We will prove that $[(A^f)_\pi:(A_\pi)^f]=[(A^\pi)_f:(A_f)^\pi]$. Let $P$ be a representant system of cosets of $(A_\pi)^f$ in $(A^f)_\pi$. For $p\in P$ choose an element $a_p\in A$ such that $f(a_p)=p$. We will prove that the family $(\pi(a_p))_{p\in P}$ is a representant system of cosets of $(A_f)^\pi$ in $(A^\pi)_f$.

For $y\in (A^\pi)_f$, then there is $x\in A$ such that $y=\pi(x)$, so $0=f(y)=f(\pi(x))=\pi(f(x))$, so $f(x)\in(A^f)_\pi$, so there is $p\in P$ such that $f(x)\in p+(A_\pi)^f$, so there is $b\in A_\pi$ such that $f(x)=f(a_p)+f(b)$, so $x-a_p-b\in A_f$, so $\pi(x)-\pi(a_p)-\pi(b)\in (A_f)^\pi$, so $y\in\pi(a_p)+(A_f)^\pi$.

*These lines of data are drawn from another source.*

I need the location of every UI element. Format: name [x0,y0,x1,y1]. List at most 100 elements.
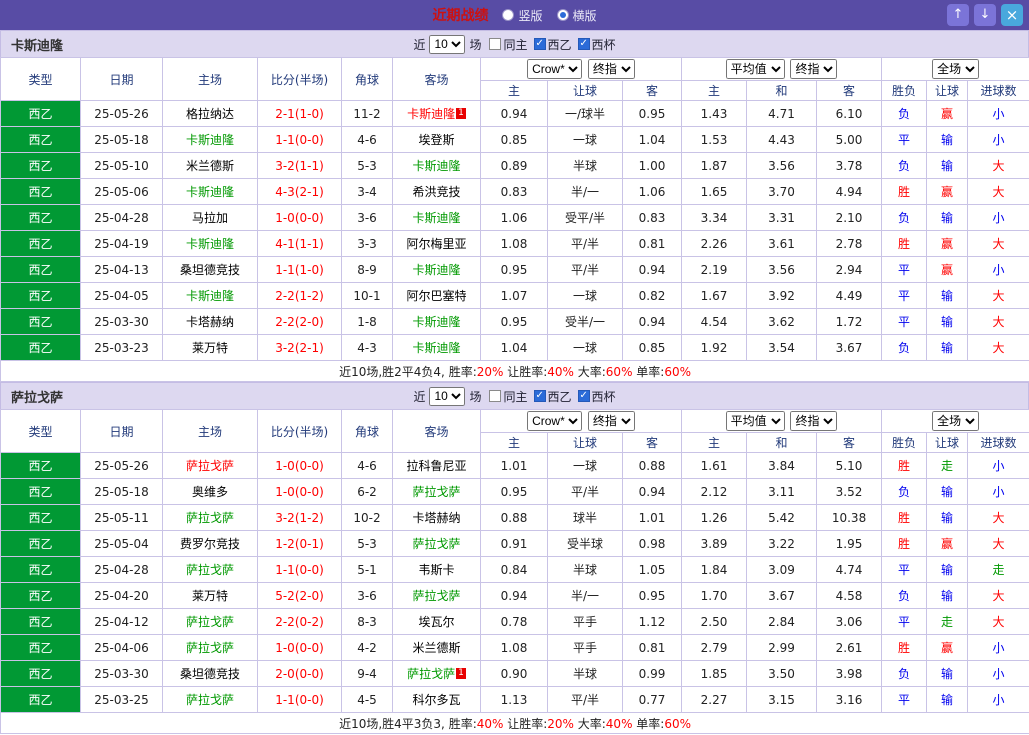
team-link[interactable]: 卡斯迪隆 [186,185,234,199]
radio-checked-icon[interactable] [556,9,569,21]
team-link[interactable]: 格拉纳达 [186,107,234,121]
odds-stage-select[interactable]: 终指 [587,411,635,431]
avg-away-cell: 4.49 [816,282,883,309]
match-count-select[interactable]: 10 [429,34,466,54]
date-cell: 25-05-26 [80,452,163,479]
column-header-corner: 角球 [341,57,393,101]
layout-option-vertical[interactable]: 竖版 [502,7,543,24]
team-link[interactable]: 卡斯迪隆 [412,341,460,355]
score-cell: 1-1(0-0) [257,126,342,153]
move-up-button[interactable]: ↑ [947,4,969,26]
layout-option-horizontal[interactable]: 横版 [556,7,597,24]
checkbox-checked-icon[interactable] [533,38,546,50]
filter-option[interactable]: 西杯 [577,36,616,53]
team-link[interactable]: 奥维多 [192,485,228,499]
goals-result-cell: 大 [967,608,1029,635]
team-link[interactable]: 萨拉戈萨 [186,563,234,577]
home-team-cell: 萨拉戈萨 [162,452,258,479]
avg-home-cell: 1.65 [681,178,748,205]
scope-select[interactable]: 全场 [932,411,980,431]
match-count-select[interactable]: 10 [429,386,466,406]
result-cell: 胜 [881,452,928,479]
team-link[interactable]: 阿尔梅里亚 [406,237,466,251]
section-header: 萨拉戈萨 近 10 场 同主 西乙 西杯 [0,382,1029,409]
team-link[interactable]: 萨拉戈萨 [412,485,460,499]
odds-home-cell: 0.95 [480,256,548,283]
score-cell: 1-1(0-0) [257,686,342,713]
team-link[interactable]: 卡斯迪隆 [412,211,460,225]
result-cell: 平 [881,556,928,583]
score-cell: 1-0(0-0) [257,634,342,661]
filter-option[interactable]: 同主 [489,388,528,405]
filter-bar: 近 10 场 同主 西乙 西杯 [413,386,616,406]
team-link[interactable]: 萨拉戈萨 [186,459,234,473]
team-link[interactable]: 埃登斯 [418,133,454,147]
team-link[interactable]: 拉科鲁尼亚 [406,459,466,473]
close-button[interactable]: × [1001,4,1023,26]
team-link[interactable]: 卡斯迪隆 [412,159,460,173]
checkbox-checked-icon[interactable] [577,38,590,50]
summary-prefix: 近10场,胜4平3负3, [339,716,445,731]
team-link[interactable]: 萨拉戈萨 [186,641,234,655]
avg-home-cell: 2.50 [681,608,748,635]
team-link[interactable]: 卡斯迪隆 [186,289,234,303]
team-link[interactable]: 韦斯卡 [418,563,454,577]
team-link[interactable]: 埃瓦尔 [418,615,454,629]
team-link[interactable]: 莱万特 [192,341,228,355]
filter-option[interactable]: 西杯 [577,388,616,405]
team-link[interactable]: 马拉加 [192,211,228,225]
checkbox-unchecked-icon[interactable] [489,38,502,50]
team-link[interactable]: 科尔多瓦 [412,693,460,707]
corners-cell: 3-6 [341,204,393,231]
odds-stage-select[interactable]: 终指 [587,59,635,79]
avg-stage-select[interactable]: 终指 [790,411,838,431]
avg-draw-cell: 3.84 [746,452,818,479]
avg-home-cell: 1.92 [681,334,748,361]
avg-source-select[interactable]: 平均值 [725,59,785,79]
handicap-odds-header: Crow* 终指 [479,409,683,433]
scope-select[interactable]: 全场 [932,59,980,79]
team-link[interactable]: 桑坦德竞技 [180,667,240,681]
team-link[interactable]: 阿尔巴塞特 [406,289,466,303]
team-link[interactable]: 希洪竞技 [412,185,460,199]
team-link[interactable]: 卡斯迪隆 [186,133,234,147]
team-link[interactable]: 莱万特 [192,589,228,603]
match-row: 西乙 25-04-06 萨拉戈萨 1-0(0-0) 4-2 米兰德斯 1.08 平手 0.81 2… [0,634,1029,661]
team-link[interactable]: 米兰德斯 [412,641,460,655]
team-link[interactable]: 卡斯迪隆 [412,315,460,329]
checkbox-checked-icon[interactable] [533,390,546,402]
team-link[interactable]: 费罗尔竞技 [180,537,240,551]
team-link[interactable]: 萨拉戈萨 [186,511,234,525]
move-down-button[interactable]: ↓ [974,4,996,26]
avg-home-cell: 1.87 [681,152,748,179]
team-link[interactable]: 卡斯迪隆 [407,107,455,121]
odds-away-cell: 0.94 [621,478,683,505]
odds-away-cell: 0.81 [621,230,683,257]
team-link[interactable]: 卡塔赫纳 [412,511,460,525]
filter-option[interactable]: 西乙 [533,36,572,53]
date-cell: 25-04-12 [80,608,163,635]
odds-source-select[interactable]: Crow* [527,411,583,431]
team-link[interactable]: 卡斯迪隆 [412,263,460,277]
handicap-result-cell: 输 [926,334,969,361]
checkbox-checked-icon[interactable] [577,390,590,402]
team-link[interactable]: 米兰德斯 [186,159,234,173]
team-link[interactable]: 卡斯迪隆 [186,237,234,251]
team-link[interactable]: 萨拉戈萨 [186,693,234,707]
handicap-result-cell: 输 [926,282,969,309]
radio-unchecked-icon[interactable] [502,9,515,21]
odds-source-select[interactable]: Crow* [527,59,583,79]
filter-option[interactable]: 西乙 [533,388,572,405]
avg-stage-select[interactable]: 终指 [790,59,838,79]
team-link[interactable]: 萨拉戈萨 [412,537,460,551]
handicap-result-cell: 输 [926,556,969,583]
team-link[interactable]: 萨拉戈萨 [186,615,234,629]
filter-option[interactable]: 同主 [489,36,528,53]
handicap-result-cell: 输 [926,478,969,505]
team-link[interactable]: 萨拉戈萨 [407,667,455,681]
checkbox-unchecked-icon[interactable] [489,390,502,402]
avg-source-select[interactable]: 平均值 [725,411,785,431]
team-link[interactable]: 萨拉戈萨 [412,589,460,603]
team-link[interactable]: 卡塔赫纳 [186,315,234,329]
team-link[interactable]: 桑坦德竞技 [180,263,240,277]
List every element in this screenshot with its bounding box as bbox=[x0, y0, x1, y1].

If $\pi(a_p)+(A_f)^\pi=\pi(a_q)+(A_f)^\pi$, then $\pi(a_p)-\pi(a_q)\in(A_f)^\pi$, so there is $x\in A_f$ such that $\pi(a_p)-\pi(a_q)=\pi(x)$, so $a_p-a_q-x\in A_\pi$, so $f(a_p)-f(a_q)-f(x)\in(A_\pi)^f$, so $p-q\in(A_\pi)^f$, so $p+(A_\pi)^f=q+(A_\pi)^f$, so $p=q$.